Transformasi Kemensos pada 2027 akan ditopang oleh tiga agenda utama. Pertama, digitalisasi bantuan sosial secara menyeluruh agar penyaluran lebih cepat dan akurat. Kedua, penguatan Sekolah Rakyat yang akan berkembang menjadi institusi permanen melalui pembentukan Badan Pengembangan SDM dan Penyelenggaraan Sekolah Rakyat (BPSDM-SR), dengan target melayani lebih dari 100 ribu siswa berasrama.
Ketiga, integrasi Program Kesejahteraan Rakyat (PROKESRA) sebagai ekosistem lintas kementerian dan pemerintah daerah untuk mempercepat graduasi keluarga penerima manfaat menuju kemandirian.
“Tiga terobosan ini hebat di atas kertas, tetapi tidak satu pun akan berhasil kalau kita masih berjalan sendiri-sendiri,” ujar Gus Ipul.
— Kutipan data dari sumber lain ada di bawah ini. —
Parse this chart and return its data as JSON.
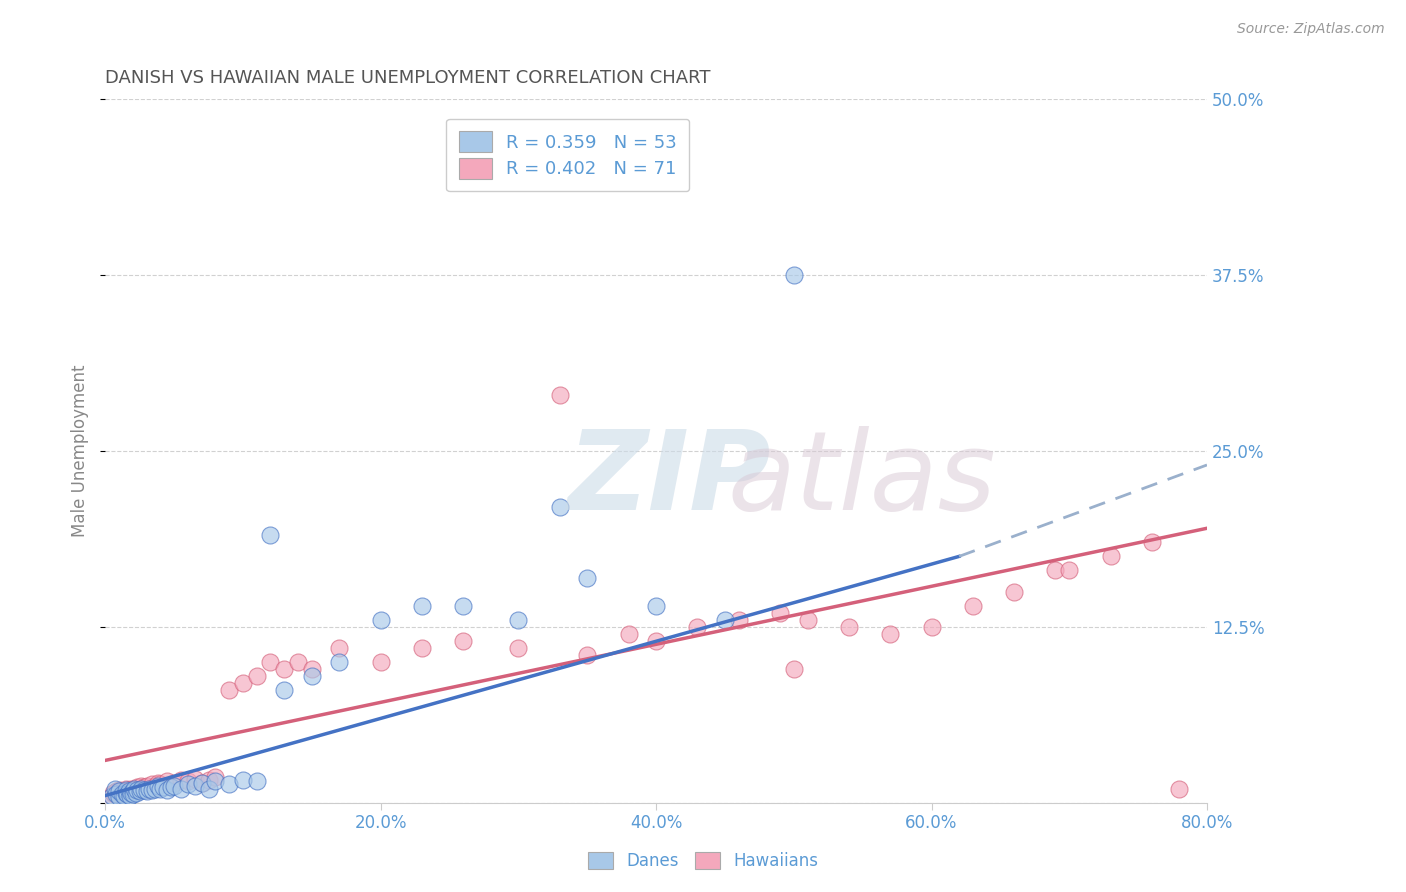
{
  "title": "DANISH VS HAWAIIAN MALE UNEMPLOYMENT CORRELATION CHART",
  "source": "Source: ZipAtlas.com",
  "ylabel": "Male Unemployment",
  "xlim": [
    0,
    0.8
  ],
  "ylim": [
    0,
    0.5
  ],
  "xticks": [
    0.0,
    0.2,
    0.4,
    0.6,
    0.8
  ],
  "xticklabels": [
    "0.0%",
    "20.0%",
    "40.0%",
    "60.0%",
    "80.0%"
  ],
  "yticks": [
    0.0,
    0.125,
    0.25,
    0.375,
    0.5
  ],
  "yticklabels": [
    "",
    "12.5%",
    "25.0%",
    "37.5%",
    "50.0%"
  ],
  "legend_r1": "R = 0.359   N = 53",
  "legend_r2": "R = 0.402   N = 71",
  "danes_color": "#a8c8e8",
  "hawaiians_color": "#f4a8bc",
  "danes_line_color": "#4472c4",
  "danes_line_color_ext": "#9ab0d0",
  "hawaiians_line_color": "#d4607a",
  "background_color": "#ffffff",
  "grid_color": "#cccccc",
  "tick_color": "#5b9bd5",
  "danes_trend_x0": 0.0,
  "danes_trend_y0": 0.005,
  "danes_trend_x1": 0.62,
  "danes_trend_y1": 0.175,
  "danes_trend_ext_x1": 0.8,
  "danes_trend_ext_y1": 0.24,
  "hawaiians_trend_x0": 0.0,
  "hawaiians_trend_y0": 0.03,
  "hawaiians_trend_x1": 0.8,
  "hawaiians_trend_y1": 0.195,
  "danes_x": [
    0.005,
    0.007,
    0.008,
    0.01,
    0.01,
    0.012,
    0.014,
    0.015,
    0.015,
    0.016,
    0.017,
    0.018,
    0.019,
    0.02,
    0.02,
    0.021,
    0.022,
    0.023,
    0.025,
    0.026,
    0.028,
    0.03,
    0.032,
    0.034,
    0.036,
    0.038,
    0.04,
    0.042,
    0.045,
    0.048,
    0.05,
    0.055,
    0.06,
    0.065,
    0.07,
    0.075,
    0.08,
    0.09,
    0.1,
    0.11,
    0.12,
    0.13,
    0.15,
    0.17,
    0.2,
    0.23,
    0.26,
    0.3,
    0.35,
    0.4,
    0.45,
    0.5,
    0.33
  ],
  "danes_y": [
    0.005,
    0.01,
    0.006,
    0.004,
    0.008,
    0.006,
    0.005,
    0.007,
    0.009,
    0.006,
    0.008,
    0.005,
    0.007,
    0.008,
    0.006,
    0.01,
    0.007,
    0.009,
    0.008,
    0.01,
    0.009,
    0.008,
    0.01,
    0.009,
    0.01,
    0.012,
    0.01,
    0.011,
    0.009,
    0.011,
    0.012,
    0.01,
    0.013,
    0.012,
    0.014,
    0.01,
    0.015,
    0.013,
    0.016,
    0.015,
    0.19,
    0.08,
    0.09,
    0.1,
    0.13,
    0.14,
    0.14,
    0.13,
    0.16,
    0.14,
    0.13,
    0.375,
    0.21
  ],
  "hawaiians_x": [
    0.005,
    0.006,
    0.007,
    0.008,
    0.009,
    0.01,
    0.01,
    0.011,
    0.012,
    0.013,
    0.014,
    0.015,
    0.015,
    0.016,
    0.017,
    0.018,
    0.019,
    0.02,
    0.021,
    0.022,
    0.023,
    0.024,
    0.025,
    0.026,
    0.027,
    0.028,
    0.03,
    0.032,
    0.034,
    0.036,
    0.038,
    0.04,
    0.045,
    0.05,
    0.055,
    0.06,
    0.065,
    0.07,
    0.075,
    0.08,
    0.09,
    0.1,
    0.11,
    0.12,
    0.13,
    0.14,
    0.15,
    0.17,
    0.2,
    0.23,
    0.26,
    0.3,
    0.35,
    0.38,
    0.4,
    0.43,
    0.46,
    0.49,
    0.51,
    0.54,
    0.57,
    0.6,
    0.63,
    0.66,
    0.69,
    0.7,
    0.73,
    0.76,
    0.33,
    0.5,
    0.78
  ],
  "hawaiians_y": [
    0.005,
    0.007,
    0.006,
    0.008,
    0.006,
    0.007,
    0.009,
    0.006,
    0.008,
    0.007,
    0.008,
    0.005,
    0.01,
    0.007,
    0.009,
    0.008,
    0.01,
    0.008,
    0.01,
    0.009,
    0.011,
    0.009,
    0.01,
    0.012,
    0.01,
    0.011,
    0.012,
    0.01,
    0.013,
    0.012,
    0.014,
    0.013,
    0.015,
    0.014,
    0.016,
    0.015,
    0.017,
    0.014,
    0.016,
    0.018,
    0.08,
    0.085,
    0.09,
    0.1,
    0.095,
    0.1,
    0.095,
    0.11,
    0.1,
    0.11,
    0.115,
    0.11,
    0.105,
    0.12,
    0.115,
    0.125,
    0.13,
    0.135,
    0.13,
    0.125,
    0.12,
    0.125,
    0.14,
    0.15,
    0.165,
    0.165,
    0.175,
    0.185,
    0.29,
    0.095,
    0.01
  ]
}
Ia menambahkan, tantangan terbesar Kemensos ke depan bukan lagi soal anggaran. Dengan pagu indikatif sebesar Rp84,7 triliun dan tambahan anggaran program prioritas senilai Rp22,49 triliun yang telah mendapat persetujuan Komisi VIII DPR RI, fokus utama kini adalah memastikan seluruh program berjalan secara terpadu.
“Kalau uang sudah tersedia di atas meja, pertanyaannya sederhana. Apakah kita akan menggunakannya untuk berjalan sendiri-sendiri atau berjalan bersama?” pungkasnya.